À l’instar de la ceinture, cet accessoire en X porté également par les mortelles semble détenir un sens pratique en plus de constituer une marque de statut social. Le long vêtement des jeunes Athéniennes, qui tombe d’ordinaire jusqu’aux chevilles48, paraît en effet peu adapté à la pratique d’activités telles que des courses ou à l’exécution d’autres mouvements rapides exigeant de bouger librement les jambes. Cependant, comme les tuniques étaient amples, elles permettaient peut-être une relative liberté aux membres inférieurs.

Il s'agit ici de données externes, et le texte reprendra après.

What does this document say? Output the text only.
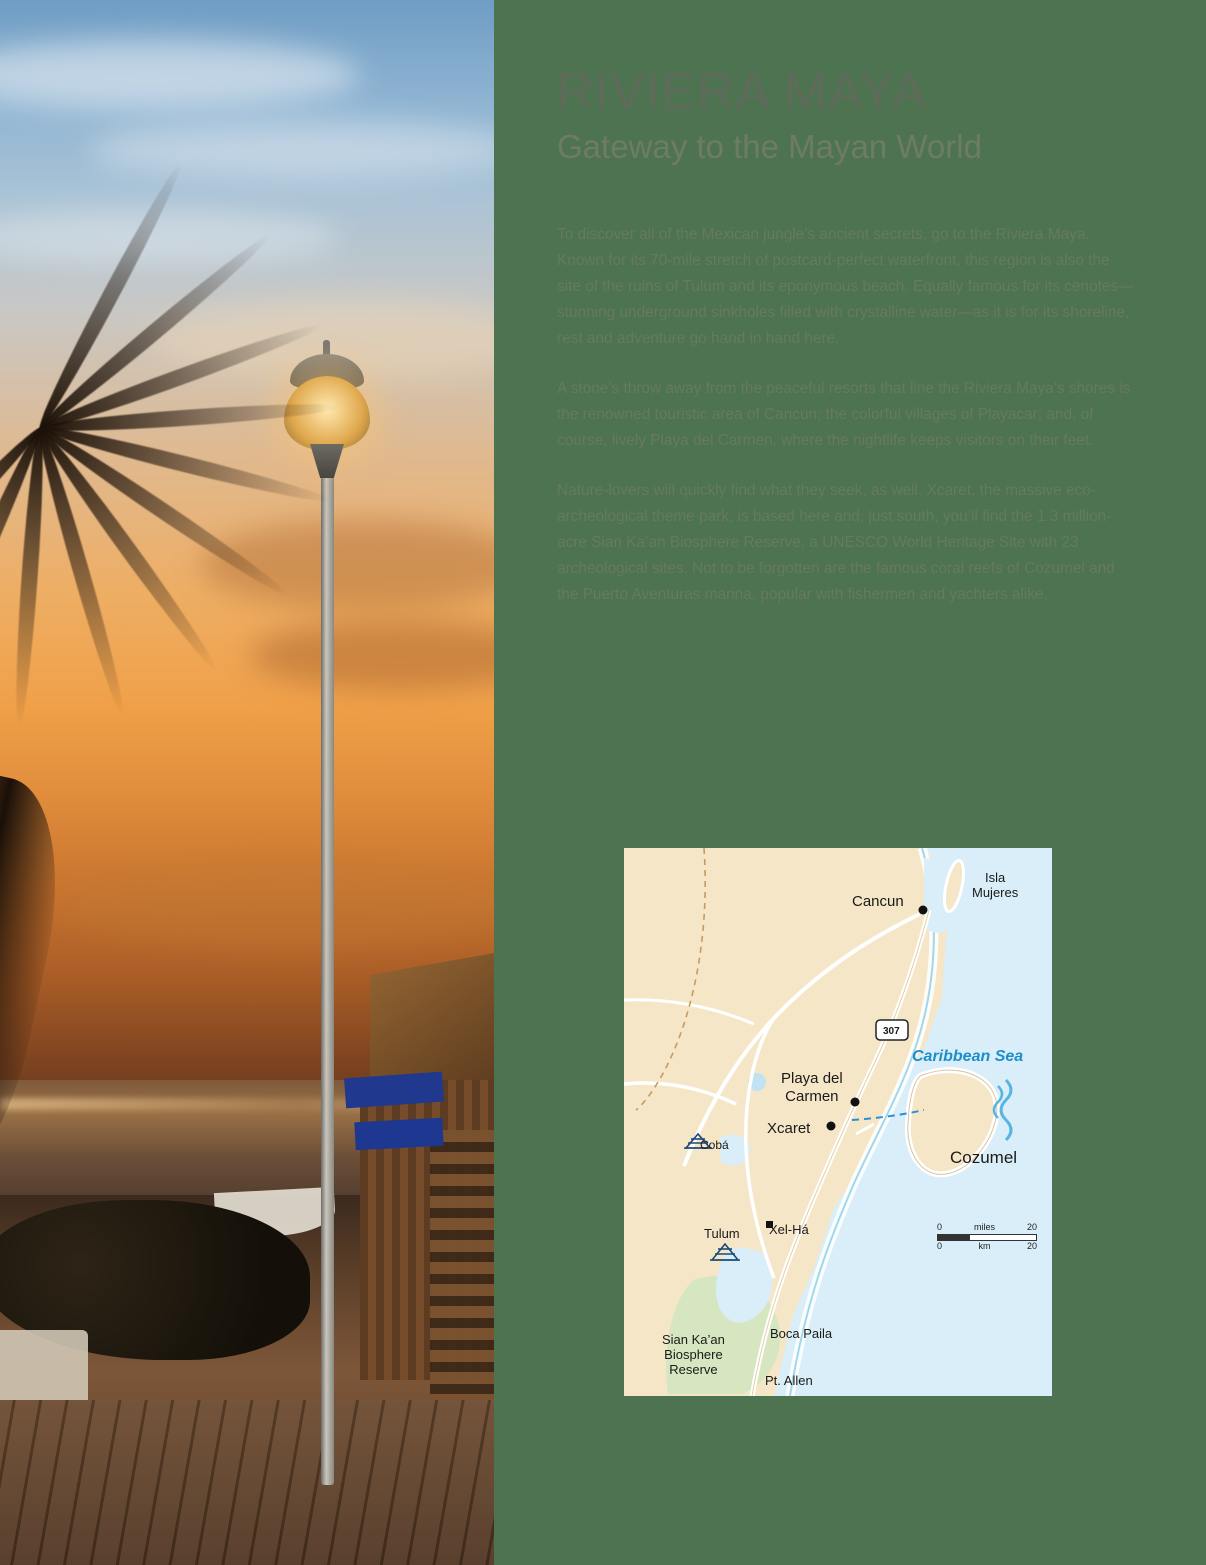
RIVIERA MAYA
Gateway to the Mayan World

To discover all of the Mexican jungle’s ancient secrets, go to the Riviera Maya. Known for its 70-mile stretch of postcard-perfect waterfront, this region is also the site of the ruins of Tulum and its eponymous beach. Equally famous for its cenotes—stunning underground sinkholes filled with crystalline water—as it is for its shoreline, rest and adventure go hand in hand here.

A stone’s throw away from the peaceful resorts that line the Riviera Maya’s shores is the renowned touristic area of Cancun; the colorful villages of Playacar; and, of course, lively Playa del Carmen, where the nightlife keeps visitors on their feet.

Nature-lovers will quickly find what they seek, as well. Xcaret, the massive eco-archeological theme park, is based here and, just south, you’ll find the 1.3 million-acre Sian Ka’an Biosphere Reserve, a UNESCO World Heritage Site with 23 archeological sites. Not to be forgotten are the famous coral reefs of Cozumel and the Puerto Aventuras marina, popular with fishermen and yachters alike.

Cancun
Isla
Mujeres
Playa del
Carmen
Xcaret
Cozumel
Caribbean Sea
Cobá
Xel-Há
Tulum
Boca Paila
Pt. Allen
Sian Ka’an
Biosphere
Reserve
307
0	miles	20
0	km	20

Quant à l’arrangement de la partie supérieure du vêtement : les bandes auraient-elles plaqué le tissu contre la poitrine afin d’éviter la gêne produite par la fluidité de l’étoffe en bougeant, comme le propose Ethel Abrahams49 ?
Ces réflexions peuvent être approfondies en analysant l’exemple des domestiques femmes travaillant au service de l’élite athénienne, qui se distinguent par une allure et tenue spécifiques dans l’iconographie grecque50. Elles portent généralement une tunique longue avec de longues manches serrées51 (χιτών χειριδωτὸς)52, contrairement aux manches habituellement amples et plus courtes de leurs maîtresses. Les manches serrées constituent probablement un signe distinctif des servantes pour des raisons pratiques car elles leur permettaient de bouger et d’exécuter leurs tâches plus facilement, en évitant que le tissu ne se gonfle à chaque mouvement. Des manches courtes et/ou larges sont parfois également portées par des femmes de statut social subalterne dont le buste est surmonté de bandelettes croisées. Cet accessoire pourrait avoir la même utilité pratique et fonctionnelle pour les παρθένοι examinées plus haut. Sur un alabastre attique à figures rouges issu d’une collection de Glasgow53, un espace intérieur est suggéré par une porte close ainsi que par différents objets domestiques associés au monde féminin, tels qu’une sandale suspendue, un κλισμός (siège) et un κάλαθος (corbeille pour le travail de la laine) posés sur le sol. Une femme vêtue d’un long χιτών à manches mi-longues, les cheveux maintenus par plusieurs bandeaux de tête et ornée de boucles d’oreilles circulaires, porte un coffret. Une deuxième femme, la tête couverte d’un voile à motifs de croix, lui tend un alabastre de la main droite tout en portant une sandale posée à plat sur sa main gauche. Elle est vêtue d’un long χιτών et d’un manteau (ἱμάτιον) dont les traits sont effacés par l’usure. Une troisième figure féminine est placée derrière la femme au coffret (fig. 3). Il s’agit d’une fille de petite taille, revêtue d’un long χιτών à plis fins et manches mi-longues rehaussé d’un χιτωνίσκος et de bandelettes croisées. Son bras droit est tendu devant elle et elle tient un éventail de sa main gauche. Sa pose et le contexte de la scène semblent indiquer qu’il s’agit d’une domestique. Sa petite taille pourrait également dénoter de manière codifiée son statut servile. Mais qu’il s’agisse d’une femme adulte ou d’une enfant, les deux bandes qui se croisent sur la partie supérieure de son χιτών semblent participer à sa fonction servile en assurant l’ergonomie nécessaire pour l’exécution de ses tâches54.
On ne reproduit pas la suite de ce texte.